Shares in Lakeland Industries a maker of suits to wear while
handling hazardous materials, rose more than 50 percent on Thursday
on expectations of the disease spreading.
"OUR PEOPLE ARE DYING"
African leaders called on other countries to provide more money and
equipment to deal with the Ebola crisis in the worst affected
countries.
"Our people are dying," Sierra Leone's President Ernest Koroma told
major donors gathered at a World Bank meeting in Washington via
video conference. "Without you we can't succeed, without your quick
response a tragedy unforeseen in modern times will threaten the
well-being and compromise the security of people everywhere," he
said.
Liberia is facing recession and may need more aid from the
International Monetary Fund given the budgetary toll the virus has
taken, its finance minister said.
"Our economy was projected to grow by 5.9 percent.
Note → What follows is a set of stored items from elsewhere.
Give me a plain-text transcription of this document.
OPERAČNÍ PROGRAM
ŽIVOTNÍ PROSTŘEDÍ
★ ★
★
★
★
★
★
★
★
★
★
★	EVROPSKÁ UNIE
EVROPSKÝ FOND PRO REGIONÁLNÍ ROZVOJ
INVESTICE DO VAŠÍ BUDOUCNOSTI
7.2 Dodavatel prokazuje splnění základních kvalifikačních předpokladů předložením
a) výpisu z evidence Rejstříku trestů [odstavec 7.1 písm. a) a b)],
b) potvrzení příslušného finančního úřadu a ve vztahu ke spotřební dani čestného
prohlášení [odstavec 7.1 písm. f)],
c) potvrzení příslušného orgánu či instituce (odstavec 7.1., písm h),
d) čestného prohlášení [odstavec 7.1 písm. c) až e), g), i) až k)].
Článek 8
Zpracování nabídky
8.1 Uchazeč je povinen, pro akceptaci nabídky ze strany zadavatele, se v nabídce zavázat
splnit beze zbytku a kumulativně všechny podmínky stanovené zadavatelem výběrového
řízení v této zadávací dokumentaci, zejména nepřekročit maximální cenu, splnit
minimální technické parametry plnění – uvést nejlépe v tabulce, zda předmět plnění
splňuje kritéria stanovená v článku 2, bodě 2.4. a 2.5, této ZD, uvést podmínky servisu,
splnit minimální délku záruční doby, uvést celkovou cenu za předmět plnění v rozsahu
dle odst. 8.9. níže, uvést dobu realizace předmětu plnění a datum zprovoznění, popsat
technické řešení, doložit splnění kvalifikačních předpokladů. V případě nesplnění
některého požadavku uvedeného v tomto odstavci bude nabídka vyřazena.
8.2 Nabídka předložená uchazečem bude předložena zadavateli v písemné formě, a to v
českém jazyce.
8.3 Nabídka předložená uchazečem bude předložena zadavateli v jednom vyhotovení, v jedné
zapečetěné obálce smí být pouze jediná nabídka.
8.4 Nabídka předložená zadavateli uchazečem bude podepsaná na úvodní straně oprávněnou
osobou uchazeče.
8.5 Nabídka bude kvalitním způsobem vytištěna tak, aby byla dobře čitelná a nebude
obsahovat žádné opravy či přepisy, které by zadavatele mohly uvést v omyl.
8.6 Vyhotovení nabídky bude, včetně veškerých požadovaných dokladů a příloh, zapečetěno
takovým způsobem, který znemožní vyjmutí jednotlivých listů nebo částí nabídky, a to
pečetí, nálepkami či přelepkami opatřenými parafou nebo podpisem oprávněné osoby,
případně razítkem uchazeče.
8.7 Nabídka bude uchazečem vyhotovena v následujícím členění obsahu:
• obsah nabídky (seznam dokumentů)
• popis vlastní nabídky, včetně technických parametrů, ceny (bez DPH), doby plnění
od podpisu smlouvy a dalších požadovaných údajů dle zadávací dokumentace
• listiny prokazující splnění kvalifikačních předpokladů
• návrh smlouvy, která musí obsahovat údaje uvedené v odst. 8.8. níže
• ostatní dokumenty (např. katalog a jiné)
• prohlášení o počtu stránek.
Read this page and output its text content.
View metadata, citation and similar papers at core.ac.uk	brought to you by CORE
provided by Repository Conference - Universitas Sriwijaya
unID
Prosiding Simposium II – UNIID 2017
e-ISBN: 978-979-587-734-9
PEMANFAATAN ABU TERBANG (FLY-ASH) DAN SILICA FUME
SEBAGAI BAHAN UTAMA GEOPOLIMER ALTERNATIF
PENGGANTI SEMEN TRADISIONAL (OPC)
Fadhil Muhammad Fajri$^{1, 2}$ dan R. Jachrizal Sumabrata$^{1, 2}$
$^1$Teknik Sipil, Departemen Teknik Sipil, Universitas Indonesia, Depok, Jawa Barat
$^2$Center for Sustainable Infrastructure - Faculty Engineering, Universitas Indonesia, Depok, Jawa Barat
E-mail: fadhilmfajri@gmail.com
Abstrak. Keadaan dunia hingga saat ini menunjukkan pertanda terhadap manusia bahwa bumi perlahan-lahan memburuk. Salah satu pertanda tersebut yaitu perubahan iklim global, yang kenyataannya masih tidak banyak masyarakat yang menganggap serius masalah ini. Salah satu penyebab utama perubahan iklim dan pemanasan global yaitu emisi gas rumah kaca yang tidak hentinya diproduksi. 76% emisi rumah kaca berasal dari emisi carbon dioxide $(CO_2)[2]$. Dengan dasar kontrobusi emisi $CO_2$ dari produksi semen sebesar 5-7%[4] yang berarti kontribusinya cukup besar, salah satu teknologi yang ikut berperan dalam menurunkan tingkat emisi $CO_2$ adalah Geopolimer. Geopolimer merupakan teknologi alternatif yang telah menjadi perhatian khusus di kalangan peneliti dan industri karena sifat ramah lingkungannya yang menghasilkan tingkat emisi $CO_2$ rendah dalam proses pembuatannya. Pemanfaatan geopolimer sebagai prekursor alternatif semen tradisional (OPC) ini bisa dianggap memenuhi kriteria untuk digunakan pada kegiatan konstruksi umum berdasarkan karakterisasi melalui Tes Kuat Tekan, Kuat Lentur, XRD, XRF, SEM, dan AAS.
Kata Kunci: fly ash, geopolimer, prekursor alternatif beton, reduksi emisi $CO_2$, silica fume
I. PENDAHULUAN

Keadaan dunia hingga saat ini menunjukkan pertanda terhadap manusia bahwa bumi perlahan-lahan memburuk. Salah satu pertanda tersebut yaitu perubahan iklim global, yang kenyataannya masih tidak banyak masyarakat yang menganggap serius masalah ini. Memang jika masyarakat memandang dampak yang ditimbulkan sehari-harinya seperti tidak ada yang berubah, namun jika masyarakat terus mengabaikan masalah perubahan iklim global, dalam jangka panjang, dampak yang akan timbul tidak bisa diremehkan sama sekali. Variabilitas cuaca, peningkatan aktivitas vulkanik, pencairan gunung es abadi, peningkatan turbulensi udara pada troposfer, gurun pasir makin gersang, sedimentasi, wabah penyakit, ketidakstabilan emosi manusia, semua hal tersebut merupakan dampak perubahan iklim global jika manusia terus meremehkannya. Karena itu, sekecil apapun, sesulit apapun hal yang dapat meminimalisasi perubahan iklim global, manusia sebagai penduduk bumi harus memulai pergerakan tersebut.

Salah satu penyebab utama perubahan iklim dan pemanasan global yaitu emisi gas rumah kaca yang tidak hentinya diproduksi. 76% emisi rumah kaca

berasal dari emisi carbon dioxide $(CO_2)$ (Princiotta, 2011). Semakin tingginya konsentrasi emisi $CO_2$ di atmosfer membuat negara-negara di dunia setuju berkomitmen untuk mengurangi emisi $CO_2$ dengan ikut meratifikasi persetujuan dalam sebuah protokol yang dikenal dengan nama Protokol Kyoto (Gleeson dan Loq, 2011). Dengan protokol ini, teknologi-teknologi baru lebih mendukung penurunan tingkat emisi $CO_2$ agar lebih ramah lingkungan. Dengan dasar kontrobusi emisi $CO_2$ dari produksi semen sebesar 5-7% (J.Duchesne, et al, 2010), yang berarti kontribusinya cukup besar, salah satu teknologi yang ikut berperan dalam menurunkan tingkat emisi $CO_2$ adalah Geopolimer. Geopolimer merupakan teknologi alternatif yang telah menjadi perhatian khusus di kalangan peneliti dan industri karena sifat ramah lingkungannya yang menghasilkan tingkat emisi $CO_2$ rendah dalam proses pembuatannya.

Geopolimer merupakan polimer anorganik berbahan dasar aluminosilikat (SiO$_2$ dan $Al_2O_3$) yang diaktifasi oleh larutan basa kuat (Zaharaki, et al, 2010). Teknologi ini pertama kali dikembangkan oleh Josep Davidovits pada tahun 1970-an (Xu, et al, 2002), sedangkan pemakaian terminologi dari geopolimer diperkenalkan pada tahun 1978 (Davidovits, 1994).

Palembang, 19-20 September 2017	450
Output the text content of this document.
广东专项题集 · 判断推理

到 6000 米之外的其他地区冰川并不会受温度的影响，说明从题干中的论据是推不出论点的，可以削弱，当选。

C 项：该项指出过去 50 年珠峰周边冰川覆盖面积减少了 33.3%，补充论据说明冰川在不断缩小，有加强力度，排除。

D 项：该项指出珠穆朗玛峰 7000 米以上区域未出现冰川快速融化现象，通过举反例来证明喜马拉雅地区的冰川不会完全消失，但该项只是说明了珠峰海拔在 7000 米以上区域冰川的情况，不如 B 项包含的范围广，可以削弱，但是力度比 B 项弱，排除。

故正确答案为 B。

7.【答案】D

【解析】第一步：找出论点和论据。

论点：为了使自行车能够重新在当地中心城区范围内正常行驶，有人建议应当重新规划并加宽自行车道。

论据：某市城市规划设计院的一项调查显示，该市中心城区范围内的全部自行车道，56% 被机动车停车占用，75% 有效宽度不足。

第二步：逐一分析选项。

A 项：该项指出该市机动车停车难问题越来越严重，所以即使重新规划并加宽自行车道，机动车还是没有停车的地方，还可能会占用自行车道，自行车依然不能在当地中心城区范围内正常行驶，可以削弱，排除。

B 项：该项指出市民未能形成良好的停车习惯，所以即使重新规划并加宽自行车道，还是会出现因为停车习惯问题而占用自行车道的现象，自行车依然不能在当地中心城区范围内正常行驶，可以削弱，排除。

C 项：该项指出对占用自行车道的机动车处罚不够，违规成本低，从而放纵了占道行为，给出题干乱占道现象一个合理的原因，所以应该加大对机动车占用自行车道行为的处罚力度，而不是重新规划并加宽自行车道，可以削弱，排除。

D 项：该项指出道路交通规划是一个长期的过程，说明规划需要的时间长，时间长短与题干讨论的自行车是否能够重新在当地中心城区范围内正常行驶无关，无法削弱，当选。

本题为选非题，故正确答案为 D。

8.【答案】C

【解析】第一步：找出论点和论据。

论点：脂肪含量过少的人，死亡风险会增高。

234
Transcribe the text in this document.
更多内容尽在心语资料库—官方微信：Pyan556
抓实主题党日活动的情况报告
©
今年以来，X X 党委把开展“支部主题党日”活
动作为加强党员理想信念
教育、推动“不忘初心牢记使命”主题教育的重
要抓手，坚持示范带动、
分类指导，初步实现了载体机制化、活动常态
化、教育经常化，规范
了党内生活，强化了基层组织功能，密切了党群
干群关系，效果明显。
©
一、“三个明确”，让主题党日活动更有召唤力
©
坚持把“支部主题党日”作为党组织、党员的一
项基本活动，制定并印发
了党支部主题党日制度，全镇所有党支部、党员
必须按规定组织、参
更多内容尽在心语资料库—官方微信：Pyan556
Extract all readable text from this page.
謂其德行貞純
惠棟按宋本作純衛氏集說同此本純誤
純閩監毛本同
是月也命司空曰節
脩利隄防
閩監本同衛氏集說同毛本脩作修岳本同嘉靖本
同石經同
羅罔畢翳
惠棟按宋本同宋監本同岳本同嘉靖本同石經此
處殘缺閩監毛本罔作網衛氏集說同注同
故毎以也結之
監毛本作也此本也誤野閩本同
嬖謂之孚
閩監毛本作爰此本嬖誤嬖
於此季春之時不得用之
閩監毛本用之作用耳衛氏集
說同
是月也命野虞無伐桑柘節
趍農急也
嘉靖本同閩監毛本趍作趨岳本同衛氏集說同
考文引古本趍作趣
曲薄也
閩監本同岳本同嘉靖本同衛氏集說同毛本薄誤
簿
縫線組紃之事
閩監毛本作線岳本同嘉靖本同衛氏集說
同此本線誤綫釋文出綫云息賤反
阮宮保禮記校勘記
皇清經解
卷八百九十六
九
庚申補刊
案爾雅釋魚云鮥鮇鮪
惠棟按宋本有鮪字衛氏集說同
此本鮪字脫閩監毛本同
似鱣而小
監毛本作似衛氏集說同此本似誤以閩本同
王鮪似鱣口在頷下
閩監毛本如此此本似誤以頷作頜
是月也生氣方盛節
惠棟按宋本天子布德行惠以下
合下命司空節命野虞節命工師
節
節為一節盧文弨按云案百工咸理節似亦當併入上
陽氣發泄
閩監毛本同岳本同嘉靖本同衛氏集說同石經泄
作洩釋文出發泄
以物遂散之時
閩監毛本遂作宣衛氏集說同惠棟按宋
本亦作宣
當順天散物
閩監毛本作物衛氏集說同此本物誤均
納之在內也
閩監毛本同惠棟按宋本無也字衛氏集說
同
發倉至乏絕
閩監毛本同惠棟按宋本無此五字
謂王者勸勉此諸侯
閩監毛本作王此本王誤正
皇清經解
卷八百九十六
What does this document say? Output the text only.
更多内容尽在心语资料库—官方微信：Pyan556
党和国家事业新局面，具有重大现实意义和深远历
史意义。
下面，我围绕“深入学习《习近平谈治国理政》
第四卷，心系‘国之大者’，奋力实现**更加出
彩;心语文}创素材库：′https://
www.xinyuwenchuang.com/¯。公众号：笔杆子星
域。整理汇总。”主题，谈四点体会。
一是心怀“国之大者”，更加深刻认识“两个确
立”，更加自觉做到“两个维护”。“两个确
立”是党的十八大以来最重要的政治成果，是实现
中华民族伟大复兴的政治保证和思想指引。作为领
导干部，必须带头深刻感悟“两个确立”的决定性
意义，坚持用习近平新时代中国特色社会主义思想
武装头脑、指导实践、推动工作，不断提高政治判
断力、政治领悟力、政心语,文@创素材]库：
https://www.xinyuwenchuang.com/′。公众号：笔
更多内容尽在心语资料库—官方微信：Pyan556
That growth has
been revised down to 1 percent," Finance Minister Amara Konneh said
on Wednesday. "Technically, the economy is in recession."
A Republican senator on Thursday was holding up a $700 million
increase in the U.S. military's funding to fight Ebola in West
Africa, citing concerns about protecting the health of military
staff and the long-term future of the mission.
The Obama administration originally requested a shift of $1 billion
from a war operations budget to support the deployment of nearly
4,000 troops to West Africa and set up dozens of medical treatment
facilities.
(Reporting by Sonya Dowsett in Madrid, Kole Casule in Skopje, Laila
Kearney and Sebastien Malo in New York, David Morgan, Lesley
Wroughton, Patricia Zengerle and David Lawder in Washington; Writing
by Lisa Shumaker; Editing by Grant McCool)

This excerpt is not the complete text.